When those factors are included, most schools find DRAIS delivers net financial benefit within the first year.
**Verdict: Comparable direct costs, with DRAIS delivering significantly superior value for money.**
Summary: When Does Manual Attendance Still Make Sense?
Manual attendance remains a reasonable choice in two specific scenarios:
1. **Schools under 80 students with no budget and no parent communication requirements.** At this scale and with these constraints, the investment in biometric infrastructure is hard to justify.
2. **Schools in areas with no electricity, no internet, and no mobile connectivity.** DRAIS requires occasional power for device charging.
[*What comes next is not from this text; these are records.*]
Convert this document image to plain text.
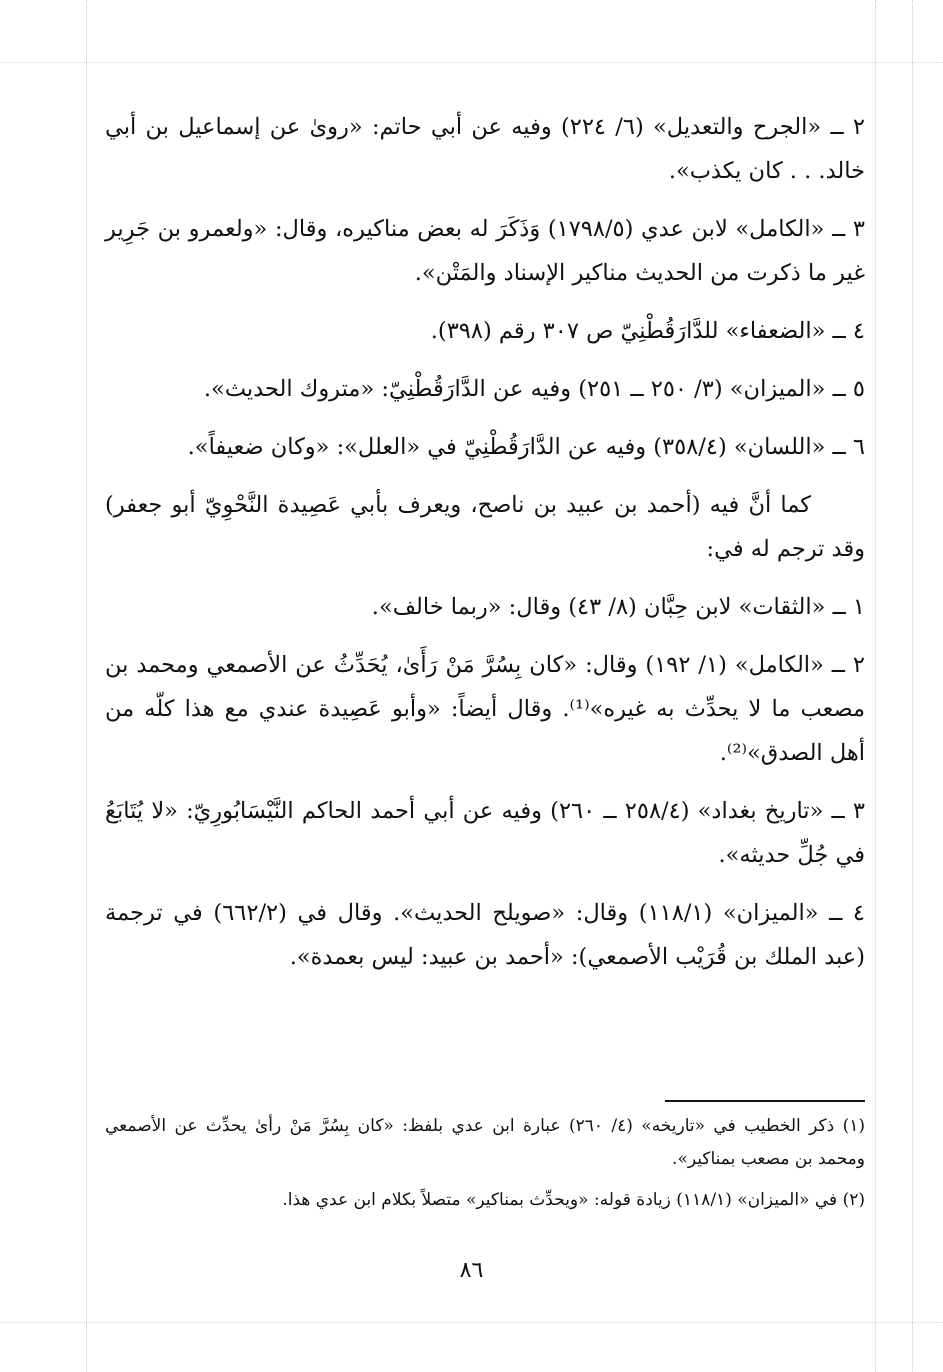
٢ ــ «الجرح والتعديل» (٦/ ٢٢٤) وفيه عن أبي حاتم: «روىٰ عن إسماعيل بن أبي خالد. . . كان يكذب».

٣ ــ «الكامل» لابن عدي (١٧٩٨/٥) وَذَكَرَ له بعض مناكيره، وقال: «ولعمرو بن جَرِير غير ما ذكرت من الحديث مناكير الإسناد والمَتْن».

٤ ــ «الضعفاء» للدَّارَقُطْنِيّ ص ٣٠٧ رقم (٣٩٨).

٥ ــ «الميزان» (٣/ ٢٥٠ ــ ٢٥١) وفيه عن الدَّارَقُطْنِيّ: «متروك الحديث».

٦ ــ «اللسان» (٣٥٨/٤) وفيه عن الدَّارَقُطْنِيّ في «العلل»: «وكان ضعيفاً».

كما أنَّ فيه (أحمد بن عبيد بن ناصح، ويعرف بأبي عَصِيدة النَّحْوِيّ أبو جعفر) وقد ترجم له في:

١ ــ «الثقات» لابن حِبَّان (٨/ ٤٣) وقال: «ربما خالف».

٢ ــ «الكامل» (١/ ١٩٢) وقال: «كان بِسُرَّ مَنْ رَأَىٰ، يُحَدِّثُ عن الأصمعي ومحمد بن مصعب ما لا يحدِّث به غيره»⁽¹⁾. وقال أيضاً: «وأبو عَصِيدة عندي مع هذا كلّه من أهل الصدق»⁽²⁾.

٣ ــ «تاريخ بغداد» (٢٥٨/٤ ــ ٢٦٠) وفيه عن أبي أحمد الحاكم النَّيْسَابُورِيّ: «لا يُتَابَعُ في جُلِّ حديثه».

٤ ــ «الميزان» (١١٨/١) وقال: «صويلح الحديث». وقال في (٦٦٢/٢) في ترجمة (عبد الملك بن قُرَيْب الأصمعي): «أحمد بن عبيد: ليس بعمدة».

(١) ذكر الخطيب في «تاريخه» (٤/ ٢٦٠) عبارة ابن عدي بلفظ: «كان بِسُرَّ مَنْ رأىٰ يحدِّث عن الأصمعي ومحمد بن مصعب بمناكير».

(٢) في «الميزان» (١١٨/١) زيادة قوله: «ويحدِّث بمناكير» متصلاً بكلام ابن عدي هذا.

٨٦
Schools in genuinely off-grid locations need a power solution before digital attendance is viable.
For every other school — and that represents the vast majority of Uganda's 15,000+ registered primary and secondary schools — DRAIS delivers clear advantages over manual attendance on accuracy, speed, parent communication, reliability, and long-term outcomes.
The question is not "can we afford DRAIS?" — starting at UGX 150,000/month, the cost is lower than many schools realize. The question is "can we afford to keep running manual attendance?" and increasingly, the answer is no.